IDEAS worth considering

Monday, we outlined the general structure of what the forthcoming Duke IDEAS program will look like. With details of the program yet to be hammered out, we would like to raise a few important concerns during the program’s initiation and development phases.

As we stated, we believe Duke IDEAS project teams will offer students a unique opportunity to engage in structured and rigorous interdisciplinary work. If the skills students will develop—collaboration, flexibility and problem solving—overlap with what is demanded by employers, it is a welcome but minor bonus.

The logic of what constitutes worthwhile interdisciplinary pursuits should not be responding to the whims of the job market. Job markets are mutable, and the preferences of employers do not always align with the Duke’s pedagogical responsibilities.

Another concern is the need for mechanisms to solicit student feedback and oversee project teams. While cross-school partnership is great in theory, there is a risk that diverse stakeholders will have incompatible understandings of what a project actually entails. In a particularly dire scenario, project teams could function as a vehicle for professors to engage in self-directed research with the help of unpaid research assistants. Duke IDEAS needs to ensure that, in practice, students are always engaged in substantive learning and productive work—not merely performing superfluous tasks to be turned into resume bullet-points.

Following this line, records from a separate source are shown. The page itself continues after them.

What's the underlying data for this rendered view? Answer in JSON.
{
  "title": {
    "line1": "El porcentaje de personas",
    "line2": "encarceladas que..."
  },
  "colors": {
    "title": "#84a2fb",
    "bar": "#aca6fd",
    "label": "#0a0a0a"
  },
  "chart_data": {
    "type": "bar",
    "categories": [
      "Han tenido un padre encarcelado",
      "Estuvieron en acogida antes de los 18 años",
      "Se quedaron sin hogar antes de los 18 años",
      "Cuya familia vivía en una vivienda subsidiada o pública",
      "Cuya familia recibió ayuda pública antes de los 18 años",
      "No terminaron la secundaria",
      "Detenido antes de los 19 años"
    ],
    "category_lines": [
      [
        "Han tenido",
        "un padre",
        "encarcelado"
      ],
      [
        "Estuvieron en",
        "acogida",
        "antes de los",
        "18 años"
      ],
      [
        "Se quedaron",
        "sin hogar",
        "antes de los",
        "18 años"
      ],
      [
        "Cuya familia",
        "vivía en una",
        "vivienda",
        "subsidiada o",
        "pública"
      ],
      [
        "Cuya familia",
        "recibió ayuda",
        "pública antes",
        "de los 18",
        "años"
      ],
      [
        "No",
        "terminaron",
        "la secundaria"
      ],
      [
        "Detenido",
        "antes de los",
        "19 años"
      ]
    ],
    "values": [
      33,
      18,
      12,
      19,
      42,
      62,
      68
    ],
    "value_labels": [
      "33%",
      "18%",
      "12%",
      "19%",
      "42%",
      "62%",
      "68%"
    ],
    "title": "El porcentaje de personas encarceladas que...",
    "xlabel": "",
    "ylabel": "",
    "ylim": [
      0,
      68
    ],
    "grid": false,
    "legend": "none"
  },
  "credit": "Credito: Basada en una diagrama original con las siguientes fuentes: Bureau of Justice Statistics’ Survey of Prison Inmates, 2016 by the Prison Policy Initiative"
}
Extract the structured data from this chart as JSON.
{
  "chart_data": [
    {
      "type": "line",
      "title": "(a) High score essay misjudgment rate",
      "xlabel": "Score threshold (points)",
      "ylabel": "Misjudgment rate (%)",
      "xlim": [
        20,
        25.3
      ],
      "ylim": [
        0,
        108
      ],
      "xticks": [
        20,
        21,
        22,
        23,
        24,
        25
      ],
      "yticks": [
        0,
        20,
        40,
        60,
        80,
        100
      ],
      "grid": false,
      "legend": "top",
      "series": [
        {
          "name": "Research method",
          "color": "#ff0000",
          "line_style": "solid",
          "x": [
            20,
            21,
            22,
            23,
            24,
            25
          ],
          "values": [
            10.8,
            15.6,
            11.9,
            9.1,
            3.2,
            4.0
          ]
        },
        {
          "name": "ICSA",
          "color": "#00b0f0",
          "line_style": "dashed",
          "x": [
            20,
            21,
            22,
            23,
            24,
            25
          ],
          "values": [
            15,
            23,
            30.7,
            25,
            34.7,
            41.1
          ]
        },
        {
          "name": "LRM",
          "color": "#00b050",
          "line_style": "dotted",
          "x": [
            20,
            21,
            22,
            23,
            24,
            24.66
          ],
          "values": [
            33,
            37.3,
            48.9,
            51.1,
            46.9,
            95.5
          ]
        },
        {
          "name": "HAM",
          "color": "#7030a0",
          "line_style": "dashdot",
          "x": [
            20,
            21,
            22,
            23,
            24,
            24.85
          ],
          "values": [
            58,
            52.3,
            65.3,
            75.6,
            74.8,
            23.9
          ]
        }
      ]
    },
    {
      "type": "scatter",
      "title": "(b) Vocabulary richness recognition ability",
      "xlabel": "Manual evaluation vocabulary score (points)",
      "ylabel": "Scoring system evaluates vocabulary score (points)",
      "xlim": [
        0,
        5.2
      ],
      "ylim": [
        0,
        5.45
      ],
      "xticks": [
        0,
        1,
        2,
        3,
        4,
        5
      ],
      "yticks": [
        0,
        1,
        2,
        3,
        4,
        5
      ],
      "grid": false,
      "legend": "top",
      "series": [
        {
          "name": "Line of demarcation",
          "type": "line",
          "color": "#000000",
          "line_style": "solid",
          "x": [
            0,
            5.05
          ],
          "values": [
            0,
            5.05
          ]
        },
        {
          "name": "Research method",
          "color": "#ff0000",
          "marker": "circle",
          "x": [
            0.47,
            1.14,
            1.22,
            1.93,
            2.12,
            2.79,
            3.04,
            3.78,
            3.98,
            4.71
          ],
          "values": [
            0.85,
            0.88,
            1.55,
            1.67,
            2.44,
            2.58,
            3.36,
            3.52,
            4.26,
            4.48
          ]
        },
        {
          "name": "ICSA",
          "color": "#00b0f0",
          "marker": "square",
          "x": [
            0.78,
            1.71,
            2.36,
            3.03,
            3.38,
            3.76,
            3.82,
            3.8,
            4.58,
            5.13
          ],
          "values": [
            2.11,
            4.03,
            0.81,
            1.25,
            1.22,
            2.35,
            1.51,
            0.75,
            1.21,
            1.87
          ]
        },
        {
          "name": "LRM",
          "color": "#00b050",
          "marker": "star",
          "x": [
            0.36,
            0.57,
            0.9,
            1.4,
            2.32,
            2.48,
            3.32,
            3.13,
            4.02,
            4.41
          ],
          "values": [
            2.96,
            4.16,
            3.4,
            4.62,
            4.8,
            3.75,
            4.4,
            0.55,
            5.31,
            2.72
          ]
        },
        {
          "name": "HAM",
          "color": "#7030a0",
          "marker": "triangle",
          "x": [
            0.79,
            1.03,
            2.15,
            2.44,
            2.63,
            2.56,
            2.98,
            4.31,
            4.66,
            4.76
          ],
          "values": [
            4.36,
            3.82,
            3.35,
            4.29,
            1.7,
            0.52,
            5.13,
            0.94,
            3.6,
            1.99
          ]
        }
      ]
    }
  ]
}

Most importantly, Duke IDEAS must heavily consider its process for identifying the societal “problems” that project teams address. What exactly constitutes a societal “problem”? While it is tempting to pick much publicized scientific, economic or environmental problems, we hope that Duke IDEAS takes advantage of the University’s diverse methodological approaches. In short, Duke IDEAS must also shed light on the “problems” of the human condition, which the humanities disciplines may be better equipped to address. Only one of the current Duke IDEAS themes has a strong humanities flavor—Information, Society and Culture.

Ensuring the humanities have their place in Duke IDEAS is far from old-fashioned. Some of society’s greatest contemporary challenges are best approached through the distinctive lenses these disciplines offer. An investigation into the effects on the brain of the new digital age may incorporate linguists and historians, but will likely be grounded in the unique insights offered by neuroscience. Similarly, studying the effects of racism in contemporary America would likely bring statisticians and economists to the table, but would perhaps be best organized around a cultural anthropologist’s exploration of the experiences of affected communities. The humanities need to be at the forefront in these themes, not tacked on as mere decoration.

These fundamental questions—such as those of ethics, power, identity and culture—are perhaps not as intuitively addressable as those of energy, food and information. But they are equally important. The addition of a sixth theme, maybe organized broadly around questions of human values, could ensure that space is carved out for the humanities disciplines.

Clearly, Duke IDEAS aims to help the University produce knowledge in the service of society, and we understand that Duke’s strengths and limitations will impact the issues we tackle. We only ask that this program strive to consider the full range of problems that humanity faces.